Melody sniffed. "And Melody Pond doesn't?" she shot back.
The woman laughed. "Fair enough." She unwound herself from the chair and stood. She was tall, like Melody had known she would be, and she loomed over the bed like the angel of death come to call. Really, she needed to get some more color in her wardrobe. "Oh," she added. "You should have this." She held out a small package wrapped in brown paper. "It'll help keep the Time Lines straight." A wry smile flashed across her face. "Time travel's a bit tricky."
Melody glanced down at the package. It was solid, and sort of heavy for its size. When she looked up the woman was almost out the door. "Wait!" she called. The woman stopped and looked back over her shoulder, exasperation writ large on her face.
"What?" she demanded. "I've got appointments to keep and you've got entries to write."
"I don't know your name," Melody replied. "I told you mine, it's only fair if you tell me yours."
"I'm a time traveler," the woman shot back. "I collect names like some people collect decorative spoons." She pursued her lips for a moment and mulled it over. Her eyes softened and the corner of her lips tugged upwards. It was a strange expression—nostalgic and melancholy and content all at once. Emotions, Melody was learning, were complicated things. Hers had been shut down for so long, considered secondary to fulfilling the mission, that she was afraid to let them go lest they explode out of her and leave her with nothing left. "Call me Athena," the woman said. "It's strangely appropriate, and out of all the names I've been given, I like that one the best." She nodded once, sharply. "Be seeing you." And then she was gone.

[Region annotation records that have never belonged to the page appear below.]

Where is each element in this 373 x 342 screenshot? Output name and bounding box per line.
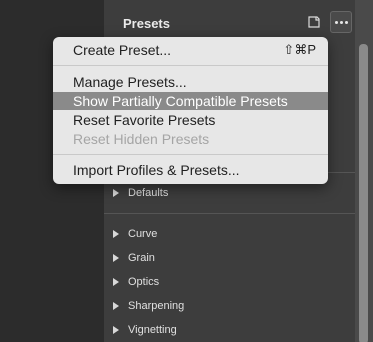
menu-item-manage-presets[interactable]: Manage Presets... — [53, 73, 328, 91]
menu-item-label: Import Profiles & Presets... — [73, 162, 240, 178]
preset-group-defaults[interactable]: Defaults — [113, 187, 168, 199]
more-options-button[interactable] — [330, 11, 352, 33]
preset-group-grain[interactable]: Grain — [113, 252, 155, 264]
menu-item-import-profiles-presets[interactable]: Import Profiles & Presets... — [53, 161, 328, 179]
preset-group-curve[interactable]: Curve — [113, 228, 157, 240]
disclosure-triangle-icon — [113, 302, 119, 310]
menu-item-label: Manage Presets... — [73, 74, 187, 90]
menu-item-label: Reset Favorite Presets — [73, 112, 216, 128]
menu-item-reset-hidden-presets: Reset Hidden Presets — [53, 130, 328, 148]
menu-item-create-preset[interactable]: Create Preset... ⇧⌘P — [53, 41, 328, 59]
menu-separator — [53, 65, 328, 66]
ellipsis-icon — [334, 20, 348, 24]
preset-group-label: Curve — [128, 228, 158, 240]
menu-item-show-partially-compatible[interactable]: Show Partially Compatible Presets — [53, 92, 328, 110]
menu-separator — [53, 154, 328, 155]
app-window: Presets Defaults Curve Grain Optics Shar… — [0, 0, 373, 342]
group-divider — [104, 213, 355, 214]
menu-item-label: Show Partially Compatible Presets — [73, 93, 288, 109]
menu-item-label: Create Preset... — [73, 42, 172, 58]
preset-group-label: Sharpening — [128, 300, 185, 312]
preset-group-label: Optics — [128, 276, 160, 288]
preset-group-optics[interactable]: Optics — [113, 276, 159, 288]
preset-group-label: Grain — [128, 252, 155, 264]
preset-group-sharpening[interactable]: Sharpening — [113, 300, 184, 312]
disclosure-triangle-icon — [113, 254, 119, 262]
disclosure-triangle-icon — [113, 189, 119, 197]
disclosure-triangle-icon — [113, 326, 119, 334]
preset-group-label: Defaults — [128, 187, 169, 199]
menu-item-reset-favorite-presets[interactable]: Reset Favorite Presets — [53, 111, 328, 129]
presets-context-menu: Create Preset... ⇧⌘P Manage Presets... S… — [53, 37, 328, 184]
scrollbar-thumb[interactable] — [359, 44, 368, 342]
preset-group-label: Vignetting — [128, 324, 177, 336]
menu-shortcut: ⇧⌘P — [283, 42, 316, 57]
preset-group-vignetting[interactable]: Vignetting — [113, 324, 177, 336]
disclosure-triangle-icon — [113, 230, 119, 238]
menu-item-label: Reset Hidden Presets — [73, 131, 210, 147]
new-preset-icon[interactable] — [307, 15, 321, 29]
disclosure-triangle-icon — [113, 278, 119, 286]
panel-title: Presets — [123, 16, 170, 31]
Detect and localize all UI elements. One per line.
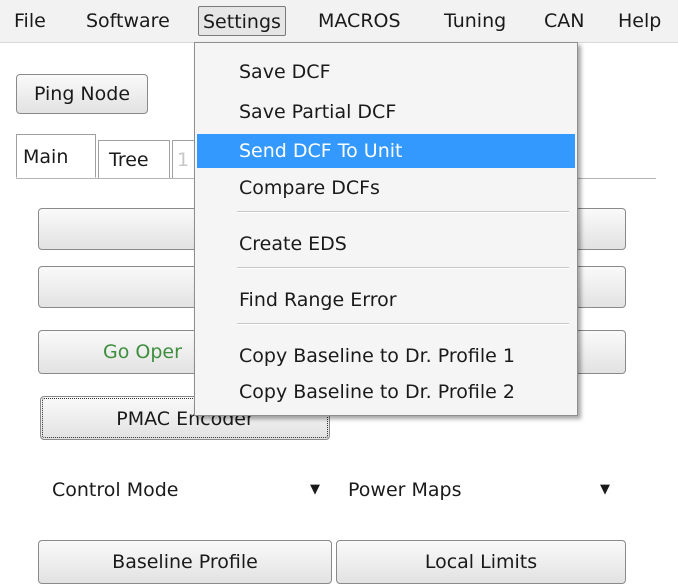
chevron-down-icon: ▼: [310, 482, 320, 497]
menu-item-copy-baseline-1[interactable]: Copy Baseline to Dr. Profile 1: [197, 339, 575, 373]
menu-separator: [237, 267, 569, 269]
menu-separator: [237, 323, 569, 325]
control-mode-label: Control Mode: [52, 479, 179, 501]
menu-item-save-partial-dcf[interactable]: Save Partial DCF: [197, 95, 575, 129]
tab-strip: Main Tree 1: [0, 130, 202, 178]
settings-dropdown-menu: Save DCF Save Partial DCF Send DCF To Un…: [194, 42, 578, 416]
menu-tuning[interactable]: Tuning: [440, 6, 510, 36]
local-limits-button[interactable]: Local Limits: [336, 540, 626, 584]
tab-tree[interactable]: Tree: [98, 140, 170, 178]
power-maps-label: Power Maps: [348, 479, 462, 501]
baseline-profile-button[interactable]: Baseline Profile: [38, 540, 332, 584]
menu-item-send-dcf-to-unit[interactable]: Send DCF To Unit: [197, 134, 575, 168]
chevron-down-icon: ▼: [600, 482, 610, 497]
menu-bar: File Software Settings MACROS Tuning CAN…: [0, 0, 678, 43]
menu-item-compare-dcfs[interactable]: Compare DCFs: [197, 171, 575, 205]
tab-main[interactable]: Main: [16, 134, 96, 178]
menu-can[interactable]: CAN: [540, 6, 588, 36]
control-mode-combo[interactable]: Control Mode ▼: [52, 472, 332, 508]
menu-settings[interactable]: Settings: [198, 6, 286, 36]
menu-item-find-range-error[interactable]: Find Range Error: [197, 283, 575, 317]
menu-separator: [237, 211, 569, 213]
menu-software[interactable]: Software: [82, 6, 174, 36]
power-maps-combo[interactable]: Power Maps ▼: [348, 472, 618, 508]
menu-item-copy-baseline-2[interactable]: Copy Baseline to Dr. Profile 2: [197, 375, 575, 409]
menu-help[interactable]: Help: [614, 6, 665, 36]
menu-macros[interactable]: MACROS: [314, 6, 405, 36]
ping-node-button[interactable]: Ping Node: [16, 74, 148, 114]
menu-item-save-dcf[interactable]: Save DCF: [197, 55, 575, 89]
menu-file[interactable]: File: [10, 6, 50, 36]
menu-item-create-eds[interactable]: Create EDS: [197, 227, 575, 261]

Melody, no, River, turned her attention to the package in her hands. It took her less than a second to tear off the paper, and she was left staring at a book. It was thick and heavy, with real paper, and a pen slipped into the binding. It was leather-bound in a shade of blue that matched the color of the TARDIS exactly, and someone had taken great care to recreate the look of panels on the leather. She flipped through it casually, but stopped as a business card fell onto her lap from its place between the pages.
"Luna University," River read out loud, more to hear her own voice than anything. It was strange and new, sort of sultry, and she thought she liked it. "Professor J. Farnsworth, Archeology." A smile broke over her face. What better way to find a time traveler than to study time?